Perigo a que o expunha o seu “parti pris” de nacionalismo literário
Foi em parte para pagar as dívidas de moço que Carducci, cedendo a
instâncias de amigos, publicou em 1857 suas Rimas. Dedicou esta coletânea,
composta de vinte e cinco sonetos, de duas baladas e de uma laude, à memória
de Leopardi e de Pietro Giordani. Falava pouco de amor. O único que aí se
percebe é o amor da pátria ou a admiração pelos grandes modelos de que ele se
inspira, às vezes muito estreitamente.
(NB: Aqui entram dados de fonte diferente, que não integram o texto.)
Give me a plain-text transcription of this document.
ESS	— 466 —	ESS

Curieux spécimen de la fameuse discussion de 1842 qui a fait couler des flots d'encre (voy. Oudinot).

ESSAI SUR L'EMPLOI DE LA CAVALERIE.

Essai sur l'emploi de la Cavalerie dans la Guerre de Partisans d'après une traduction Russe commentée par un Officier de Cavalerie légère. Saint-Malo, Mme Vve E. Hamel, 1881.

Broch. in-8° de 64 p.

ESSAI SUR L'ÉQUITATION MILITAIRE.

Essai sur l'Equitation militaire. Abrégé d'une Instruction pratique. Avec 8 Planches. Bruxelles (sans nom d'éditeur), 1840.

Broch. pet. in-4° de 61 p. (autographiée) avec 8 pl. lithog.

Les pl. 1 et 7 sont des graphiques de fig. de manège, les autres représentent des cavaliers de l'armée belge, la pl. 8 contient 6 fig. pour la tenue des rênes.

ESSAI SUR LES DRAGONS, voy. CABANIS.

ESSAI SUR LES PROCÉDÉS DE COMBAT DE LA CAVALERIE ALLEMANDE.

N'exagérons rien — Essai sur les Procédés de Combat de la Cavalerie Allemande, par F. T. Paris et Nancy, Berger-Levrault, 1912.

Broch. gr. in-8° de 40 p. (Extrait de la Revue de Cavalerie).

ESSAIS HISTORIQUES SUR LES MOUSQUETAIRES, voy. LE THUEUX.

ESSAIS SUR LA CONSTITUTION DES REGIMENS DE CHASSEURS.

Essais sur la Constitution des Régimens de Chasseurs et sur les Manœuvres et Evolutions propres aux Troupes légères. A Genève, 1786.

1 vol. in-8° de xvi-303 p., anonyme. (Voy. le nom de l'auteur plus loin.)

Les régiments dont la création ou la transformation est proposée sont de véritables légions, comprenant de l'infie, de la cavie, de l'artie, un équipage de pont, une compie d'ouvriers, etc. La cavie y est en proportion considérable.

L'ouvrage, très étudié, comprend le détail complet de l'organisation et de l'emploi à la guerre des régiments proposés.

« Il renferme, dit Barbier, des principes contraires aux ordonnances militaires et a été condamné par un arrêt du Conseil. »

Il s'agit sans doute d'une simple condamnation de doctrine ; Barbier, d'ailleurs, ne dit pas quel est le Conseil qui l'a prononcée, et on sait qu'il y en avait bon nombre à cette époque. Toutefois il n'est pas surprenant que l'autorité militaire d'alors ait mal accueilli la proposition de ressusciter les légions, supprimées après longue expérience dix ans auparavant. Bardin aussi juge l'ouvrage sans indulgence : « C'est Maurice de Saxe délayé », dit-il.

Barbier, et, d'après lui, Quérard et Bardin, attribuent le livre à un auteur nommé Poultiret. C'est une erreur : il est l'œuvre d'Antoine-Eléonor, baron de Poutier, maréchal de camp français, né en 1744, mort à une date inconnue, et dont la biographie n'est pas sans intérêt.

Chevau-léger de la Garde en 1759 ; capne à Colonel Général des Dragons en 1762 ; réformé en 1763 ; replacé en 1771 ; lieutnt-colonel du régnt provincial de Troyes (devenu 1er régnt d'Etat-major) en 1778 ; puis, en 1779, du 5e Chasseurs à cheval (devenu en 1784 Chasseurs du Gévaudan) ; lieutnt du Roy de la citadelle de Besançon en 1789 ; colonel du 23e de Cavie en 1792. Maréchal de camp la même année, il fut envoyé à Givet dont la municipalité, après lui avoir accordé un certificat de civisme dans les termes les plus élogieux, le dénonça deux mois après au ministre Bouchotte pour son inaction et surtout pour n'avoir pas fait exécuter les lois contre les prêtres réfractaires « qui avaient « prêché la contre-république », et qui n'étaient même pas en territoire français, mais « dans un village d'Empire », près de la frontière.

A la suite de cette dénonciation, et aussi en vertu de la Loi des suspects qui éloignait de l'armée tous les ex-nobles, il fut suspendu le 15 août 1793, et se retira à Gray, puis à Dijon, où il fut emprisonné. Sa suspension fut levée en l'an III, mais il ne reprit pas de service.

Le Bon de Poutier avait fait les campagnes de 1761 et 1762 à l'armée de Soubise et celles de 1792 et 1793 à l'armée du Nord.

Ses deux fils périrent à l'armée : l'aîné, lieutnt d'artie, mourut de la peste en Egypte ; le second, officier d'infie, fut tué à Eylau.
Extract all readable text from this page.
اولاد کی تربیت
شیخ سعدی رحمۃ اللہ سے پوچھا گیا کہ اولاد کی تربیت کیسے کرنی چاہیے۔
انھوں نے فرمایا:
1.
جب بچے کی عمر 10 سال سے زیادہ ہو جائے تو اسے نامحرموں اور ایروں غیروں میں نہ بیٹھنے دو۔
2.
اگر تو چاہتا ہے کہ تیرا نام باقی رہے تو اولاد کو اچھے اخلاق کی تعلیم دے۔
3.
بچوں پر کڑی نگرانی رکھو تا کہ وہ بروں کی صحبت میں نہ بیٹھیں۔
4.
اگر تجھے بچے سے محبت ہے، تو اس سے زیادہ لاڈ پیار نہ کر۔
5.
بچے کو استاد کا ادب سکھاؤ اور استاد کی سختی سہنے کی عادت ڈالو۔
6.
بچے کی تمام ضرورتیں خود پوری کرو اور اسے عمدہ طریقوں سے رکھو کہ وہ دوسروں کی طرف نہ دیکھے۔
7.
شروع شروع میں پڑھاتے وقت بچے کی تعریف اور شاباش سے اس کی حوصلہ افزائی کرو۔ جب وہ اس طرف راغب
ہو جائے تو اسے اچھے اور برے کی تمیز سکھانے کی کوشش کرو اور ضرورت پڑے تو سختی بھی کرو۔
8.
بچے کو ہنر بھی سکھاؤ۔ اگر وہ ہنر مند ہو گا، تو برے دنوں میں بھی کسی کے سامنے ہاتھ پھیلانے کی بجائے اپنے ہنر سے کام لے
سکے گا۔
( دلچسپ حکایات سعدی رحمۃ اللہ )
A fatura clássica dos versos contrasta
nestes poemas muitas vezes com estados de alma românticos, em que a influência
das Últimas Cartas de Jacopo Ortiz de Foscolo é muito sensível. Os críticos
que recriminaram ao poeta, nesse momento, sua falta de personalidade, tinham
por certo alguma razão. Essas “rimas” só podiam parecer relativamente
audaciosas pela insistência do poeta em exaltar a Itália, ainda dividida e em
parte escravizada, ou pela veemência de seu anti-romantismo. Mas um patriota feroz como Guerrazzi, um liberal como Terenzio Mamiani julgaram o livro
favoravelmente, sem se mostrarem todavia completamente satisfeitos. As reservas
de Guerrazzi acham-se expressas numa carta dirigida, em 1857, a Silvio
Giannini, um amigo de Carducci; o romancista do Cerco de Florença imagina que o
jovem autor das Rimas estivesse diante dele e lhe dirige os conselhos
seguintes:
“Não te cumpre ser nem latino nem grego, mas italiano, e homem de
teu tempo: porque cada literatura deve oferecer à posteridade o testemunho da
época que a produziu. Não te preocupes em sentir como Horácio ou pensar como
Píndaro: sente e pensa por ti mesmo. Qual é esta inocência que te leva a
desprezar tudo o que ignoras? A Inglaterra, a Alemanha e (coisa admirável de
dizer) a Escandinávia, a Pérsia possuem tesouros de poesia, de uma poesia tão
esplêndida de imagens e de uma sensibilidade tão requintada que em confronto
com ela empalidece tudo o quanto conheces de grego e de latim e ai de nós, até
mesmo de italiano.”
Mesmo um patriota tão determinado e irredutível como Guerrazzi
descobria em Carducci um particularismo, um parti pris de nacionalismo
literário que ameaçava tornar-se esterilizante.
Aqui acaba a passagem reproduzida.